Sindir Pedas Presiden Xi Jin Ping, Miliarder China Dibui 18 Tahun

Reporter : Ulyaeni Maulida
Jumat, 25 September 2020 07:48
Sindir Pedas Presiden Xi Jin Ping, Miliarder China Dibui 18 Tahun
Ia dituduh melakukan tindakan korupsi.

Dream – China dikabarkan menghukum seorang mantan eksekutif dari sebuah grup real estate. Miliarder itu dinilai melontarkan kritik terlalu tajam karena menyebut presiden Xi Jinping sebagai seorang badut.

Ren Zhiqing, sebelumnya secara terbuka mengkritik presiden terkait upaya China dalam memberantas virus corona.

Namun dalam dakwaannya, Ren Zhiqing dihukum karena tindakan korupsi sehingga ia harus menerima hukuman penjara selama 18 tahun.

Menurut Pengadilan di Beijing, Ren dihukum karena keuntungan ilegal yang ia dapatkan.

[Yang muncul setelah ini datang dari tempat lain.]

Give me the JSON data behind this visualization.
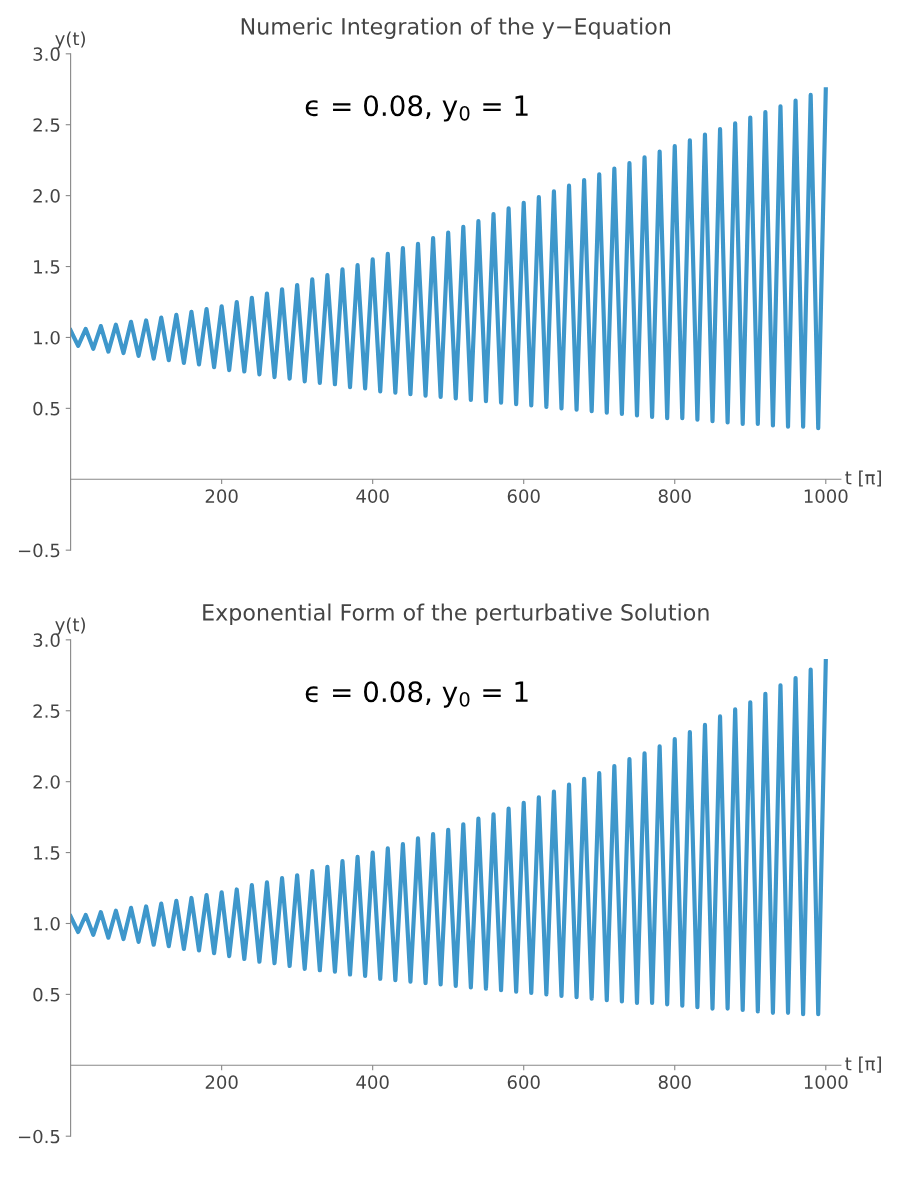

Namun, beberapa kritikus berkeyakinan hukuman yang diberikan akibat perbedaan pendapat. Dan hukuman tersebut dianggap terlalu keras.

1 dari 3 halaman

Dijuluki Canon Ren

Ilustrasi© Freepik

Ren pun diberikan julukan sebagai “ Canon Ren” karena pendapatnya yang blak-blakan. Ia ditahan sejak Maret lalu. Setelah melontarkan pendapatnya kepada presiden.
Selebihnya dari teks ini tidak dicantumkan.